“As funds are making bigger deals, you need a certain skill set to work with the management alongside the regular investment partner,” says Gopal Srinivasan, chairman at TVS Capital Funds. The firm recently roped in former Tata Consultancy Services’ chief financial officer S Mahalingam, and got him on its advisory board. “India has a talent pool of people who have experienced both pre- and post-liberalisation periods,” he adds.
PE funds admit that deep sectoral knowledge comes with hiring an industry expert as either a senior advisor or operating partner. Firms like Advent International hire a few operating partners on a part-time basis and use their expertise for specific companies.
“In terms of sourcing interesting opportunities, diligence on board, they (industry veterans) come with tremendous experience. The best deal-makers in the world do not have sectoral expertise,” says Avnish Mehra, director at PE firm Advent India PE Advisors. Vikram Chhatwal, former head at Reliance Health, was the force behind Advent acquiring a majority stake in CARE Hospitals.
“This is a standard predictable way ahead as private equity funds share the same view as how a CFO would look at a company in terms of growth, benchmarking, next set of investments etc,” Srinivasan of TVS Capital said.

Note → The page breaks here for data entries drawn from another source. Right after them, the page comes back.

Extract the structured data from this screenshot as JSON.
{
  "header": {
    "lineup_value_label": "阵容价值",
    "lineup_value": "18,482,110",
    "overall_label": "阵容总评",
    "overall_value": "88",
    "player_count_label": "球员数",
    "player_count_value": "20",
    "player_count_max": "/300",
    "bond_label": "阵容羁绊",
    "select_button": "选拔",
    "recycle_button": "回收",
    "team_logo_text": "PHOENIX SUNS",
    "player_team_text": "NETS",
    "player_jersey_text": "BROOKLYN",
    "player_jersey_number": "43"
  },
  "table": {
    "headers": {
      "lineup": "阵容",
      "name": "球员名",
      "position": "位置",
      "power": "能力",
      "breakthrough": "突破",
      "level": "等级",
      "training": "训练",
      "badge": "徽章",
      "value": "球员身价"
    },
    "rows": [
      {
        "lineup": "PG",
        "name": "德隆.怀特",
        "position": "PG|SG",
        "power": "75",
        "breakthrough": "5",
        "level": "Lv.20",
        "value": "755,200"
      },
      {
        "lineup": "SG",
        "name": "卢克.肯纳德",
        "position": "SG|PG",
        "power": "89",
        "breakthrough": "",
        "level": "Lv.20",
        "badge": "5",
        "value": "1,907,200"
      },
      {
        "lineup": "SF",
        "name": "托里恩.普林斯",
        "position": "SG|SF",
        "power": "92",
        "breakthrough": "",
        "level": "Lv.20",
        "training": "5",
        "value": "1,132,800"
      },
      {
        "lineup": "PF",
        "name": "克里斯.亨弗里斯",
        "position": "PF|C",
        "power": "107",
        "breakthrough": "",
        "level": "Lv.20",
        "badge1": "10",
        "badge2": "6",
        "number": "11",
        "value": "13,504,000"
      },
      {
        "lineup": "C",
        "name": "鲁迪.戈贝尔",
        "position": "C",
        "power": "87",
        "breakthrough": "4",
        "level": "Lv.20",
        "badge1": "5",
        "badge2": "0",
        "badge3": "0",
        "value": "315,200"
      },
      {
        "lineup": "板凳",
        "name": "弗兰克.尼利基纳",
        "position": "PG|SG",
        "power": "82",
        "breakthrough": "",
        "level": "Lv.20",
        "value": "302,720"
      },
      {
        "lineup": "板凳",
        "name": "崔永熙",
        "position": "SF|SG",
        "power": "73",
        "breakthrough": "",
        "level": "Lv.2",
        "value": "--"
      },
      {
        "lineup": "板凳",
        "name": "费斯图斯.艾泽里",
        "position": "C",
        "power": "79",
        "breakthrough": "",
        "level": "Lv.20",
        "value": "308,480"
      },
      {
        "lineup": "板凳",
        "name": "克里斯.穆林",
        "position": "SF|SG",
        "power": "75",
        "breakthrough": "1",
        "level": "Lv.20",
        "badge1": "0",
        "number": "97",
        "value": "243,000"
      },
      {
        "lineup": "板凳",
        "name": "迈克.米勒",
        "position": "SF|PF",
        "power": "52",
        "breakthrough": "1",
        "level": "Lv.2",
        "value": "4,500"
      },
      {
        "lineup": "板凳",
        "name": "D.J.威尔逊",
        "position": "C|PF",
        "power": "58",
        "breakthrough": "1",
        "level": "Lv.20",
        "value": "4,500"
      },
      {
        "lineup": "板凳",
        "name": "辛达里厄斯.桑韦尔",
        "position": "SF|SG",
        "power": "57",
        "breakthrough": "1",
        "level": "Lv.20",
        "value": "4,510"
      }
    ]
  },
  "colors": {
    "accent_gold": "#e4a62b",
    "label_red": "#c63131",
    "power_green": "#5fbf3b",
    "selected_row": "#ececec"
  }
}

Many PE funds have roped in veterans to help them run portfolio companies across sectors. At times, even senior executives in a company feel the need to enhance entrepreneurship by starting a fund . Former Infosys veteran TV Mohandas Pai is a case in point — Pai set up Aarin Capital and Exfinity Fund to help startups apart from his other education ventures. Alok Misra, former CFO at BPO major WNS, was hired as senior vice-president at PE firm General Atlantic.
“I see this as a growing trend, to create good investments and add value. As the sector matures towards adding value and doing things differently, this phenomenon will only gain strength,” says Mehra of Advent India.
Challenges also come with hiring experts as they are new to the PE style of working. “Not many high-level management executives are comfortable with the part-time nature of work,” says a fund manager who does not wish to be named.
“Also, companies have a stable workload throughout the year unlike PE firms, where the pressure is deal-specific. This leads to volatility in work hours,” he adds.